Американ Босс
Шрифт:
— Я не смогу его простить… — опускаю глаза на свои ладони, наблюдая как на них стекают слезы — знаешь, чего себе навоображала… что, может, он улетит и через какое-то время поймет, что не может без меня. И мы попытаемся строить отношения на расстоянии… я бы смогла, правда… с ним бы смогла, потому что еще ни с кем такого не испытывала. Когда смотришь на него, и в груди как будто цветок распускается, солнце светит и птички поют. И понимаешь, что до него всего было не то. Что Витя, Глеб, Саша…они все улыбались неправильно. И разговаривали неправильно и пахли тоже. А Максим, он как будто все делал идеально до мелочи: касался меня, шутил, целовал, смотрел. И я даже стала думать: а вдруг
— Ой, Ники, так ты щас красиво сказала, у меня прям в зобу дыханье сперло, — Леся втягивает носом воздух и начинает быстро обмахиваться рукой. — Я даже завидую тебе, блин. Мне бы так, чтобы цветок в груди. Нет, у меня цветок тоже распускается, но обычно пониже и ненадолго. Максимум часа на два.

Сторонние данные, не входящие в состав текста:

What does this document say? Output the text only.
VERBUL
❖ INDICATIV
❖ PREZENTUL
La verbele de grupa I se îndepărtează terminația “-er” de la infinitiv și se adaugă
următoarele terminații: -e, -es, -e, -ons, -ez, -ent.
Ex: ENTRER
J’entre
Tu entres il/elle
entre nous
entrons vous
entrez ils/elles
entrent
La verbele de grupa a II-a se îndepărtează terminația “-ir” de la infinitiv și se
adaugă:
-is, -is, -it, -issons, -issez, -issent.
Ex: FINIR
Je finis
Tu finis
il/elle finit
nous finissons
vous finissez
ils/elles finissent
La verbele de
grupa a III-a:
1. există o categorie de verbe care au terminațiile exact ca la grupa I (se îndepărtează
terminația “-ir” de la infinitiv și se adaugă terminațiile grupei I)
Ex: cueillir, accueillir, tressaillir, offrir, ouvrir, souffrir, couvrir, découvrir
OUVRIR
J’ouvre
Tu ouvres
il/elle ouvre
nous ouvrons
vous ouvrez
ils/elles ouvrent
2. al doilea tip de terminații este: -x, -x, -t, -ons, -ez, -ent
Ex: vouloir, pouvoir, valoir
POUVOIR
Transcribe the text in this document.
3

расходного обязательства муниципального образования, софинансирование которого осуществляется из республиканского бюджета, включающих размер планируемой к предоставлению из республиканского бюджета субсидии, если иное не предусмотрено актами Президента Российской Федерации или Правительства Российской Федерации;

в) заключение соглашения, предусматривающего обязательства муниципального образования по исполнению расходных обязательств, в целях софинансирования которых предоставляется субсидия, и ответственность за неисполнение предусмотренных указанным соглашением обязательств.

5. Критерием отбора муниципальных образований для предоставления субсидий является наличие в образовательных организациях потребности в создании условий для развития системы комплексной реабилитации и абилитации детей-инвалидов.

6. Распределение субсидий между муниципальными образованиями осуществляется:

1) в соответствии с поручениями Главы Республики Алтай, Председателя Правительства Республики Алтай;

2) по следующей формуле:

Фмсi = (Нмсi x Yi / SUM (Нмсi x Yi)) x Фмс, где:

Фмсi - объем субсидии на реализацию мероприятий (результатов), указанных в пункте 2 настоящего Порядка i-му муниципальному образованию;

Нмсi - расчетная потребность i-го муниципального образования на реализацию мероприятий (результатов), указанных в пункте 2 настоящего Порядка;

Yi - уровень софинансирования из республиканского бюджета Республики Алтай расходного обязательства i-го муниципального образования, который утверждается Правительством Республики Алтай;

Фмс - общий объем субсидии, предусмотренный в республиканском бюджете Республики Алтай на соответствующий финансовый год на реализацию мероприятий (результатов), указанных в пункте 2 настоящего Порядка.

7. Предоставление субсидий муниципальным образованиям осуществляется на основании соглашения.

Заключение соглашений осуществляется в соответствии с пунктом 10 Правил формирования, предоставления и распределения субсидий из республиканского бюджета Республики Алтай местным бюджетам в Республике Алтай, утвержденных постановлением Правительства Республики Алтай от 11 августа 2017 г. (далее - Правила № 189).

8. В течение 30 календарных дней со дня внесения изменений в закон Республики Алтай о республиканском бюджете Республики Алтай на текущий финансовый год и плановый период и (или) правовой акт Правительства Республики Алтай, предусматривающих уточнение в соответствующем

Я промакиваю глаза рукавом своей тельняшки и выпрямляюсь. Все-таки если выговориться, становится легче.
— Ничего хорошего в этом нет, Лесь, потому что Максим все испортил. Пусть я совершила ошибку, когда с ним не поговорила, но я бы никогда не стала делать так как он… Разве когда есть чувства, так поступают? Разве можно сознательно делать больно человеку, который тебе небезразличен? Даже если он меня не любит, разве можно вот так.
— Пфффф, — протяжно фыркает Леся, быстро придя в чувство после моего душещипательного монолога. — Можно, конечно. Мужики от ревности еще и не то делают. Они же не выносят, когда их статус крутого самца под сомнение ставят. Жопой чую, Максиму твоему такого пендаля ни разу в жизни не прилетало. Спорим, и ему сейчас херово. Сидит щас где-нибудь с бутылкой вискаря и на твою фотку смотрит.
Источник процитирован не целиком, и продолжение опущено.